We could not be sure if NS came to play or just wanted a kick around. There was nothing on the line for them and they acted all casual but in a pre-match chat with one of their chaps I realized that they were bluffing ... they came to play and they had plenty of skilled players and a very good keeper ... this was not going to be a stroll in the park. We had the numbers but one of our soldiers was looking a bit peaky ... young Rob the bed wetter had been probed in the hooby wotty just a few hours earlier. The narcotics were still in his system but he was gonna play no matter what. Rob the beast, chased down everything in his usual style but with a bit more mustard. We pressed them hard for the whole first half but could not break them down. We pressed them harder in the second half and finally got our noses in front. Hedge crossed one into the box and Blanchy nodded it into the back of the old onion bag with about ten minutes left on the clock.
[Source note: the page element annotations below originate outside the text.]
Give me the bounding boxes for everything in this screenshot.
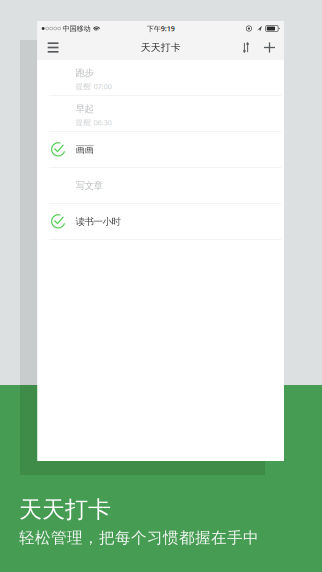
button[interactable]: 写文章 <box>38 168 284 203</box>
staticText: 跑步 <box>76 67 94 79</box>
staticText: 下午9:19 <box>147 24 175 33</box>
staticText: 提醒 06:30 <box>76 117 112 128</box>
staticText: 中国移动 <box>62 24 90 33</box>
staticText: 轻松管理，把每个习惯都握在手中 <box>19 528 259 548</box>
button[interactable]: Add habit <box>257 36 282 60</box>
staticText: 天天打卡 <box>141 41 181 54</box>
staticText: 提醒 07:00 <box>76 81 112 92</box>
button[interactable]: Menu <box>40 36 66 60</box>
button[interactable]: 读书一小时 <box>38 204 284 239</box>
button[interactable]: 跑步 <box>38 60 284 95</box>
button[interactable]: 画画 <box>38 132 284 167</box>
staticText: 读书一小时 <box>76 216 120 228</box>
staticText: 写文章 <box>76 180 102 192</box>
staticText: 画画 <box>76 144 94 156</box>
staticText: 早起 <box>76 103 94 115</box>
staticText: 天天打卡 <box>19 495 111 524</box>
button[interactable]: Sort habits <box>235 36 257 60</box>
button[interactable]: 早起 <box>38 96 284 131</box>
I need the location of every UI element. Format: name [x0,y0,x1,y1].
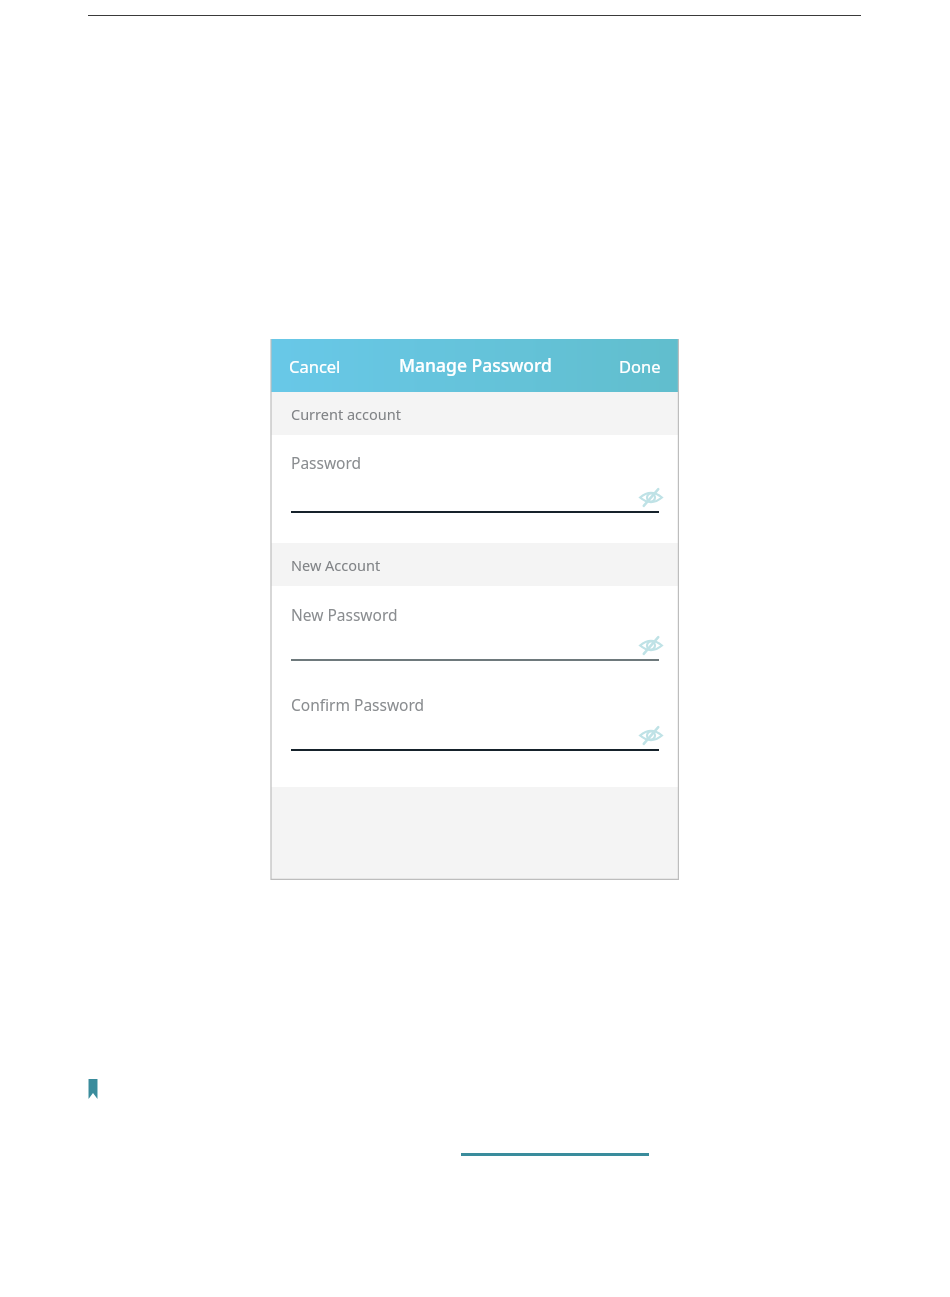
staticText: Current account [291,404,401,424]
staticText: Manage Password [399,353,552,377]
button[interactable]: Show password [638,726,664,745]
button[interactable]: Password [271,435,679,543]
staticText: Cancel [289,355,341,377]
button[interactable]: Show password [638,488,664,507]
button[interactable]: Bookmark [86,1079,100,1099]
button[interactable]: New Password [271,586,679,676]
staticText: Done [619,355,661,377]
button[interactable]: Done [601,343,679,389]
button[interactable]: Show password [638,636,664,655]
button[interactable]: Cancel [271,343,359,389]
staticText: New Password [291,604,398,625]
staticText: New Account [291,555,381,575]
button[interactable]: Confirm Password [271,676,679,787]
staticText: Confirm Password [291,694,425,715]
staticText: Password [291,452,362,473]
We thought that the job was done but they got a disputable free kick outside the box, the ball was launched into the box and hit the underside of the bar and squirted out to some lucky bastard who simply toe poked it into the back of our net. It was a freaky goal that they did not deserve. There were five minutes left to play and we threw everything at them but could not break the deadlock. Oy gevalt ... we missed our opportunity to take top spot.
We retired to the rubber for a few tumbles and lamented the tie which meant that we finished second to Marblehead and would have to go to Concord and play our bogey team on their turf pitch that was the size of a polo field ... or so we thought. We woke to the flurry of emails on Thursday morning that confirmed that were were champions of division one north by virtue of the nth tie breaker rule ... penis size!!!! Our willies were just a bit bigger than the Marblehead tadgers so we got the top spot. As the crowned champions of division one north we would now host GPS on our fortress grass pitch on Sunday morning. One minor side/foot note is that half of our team is going to be away in Nashville to watch the Pats ... don't even get me started on that one!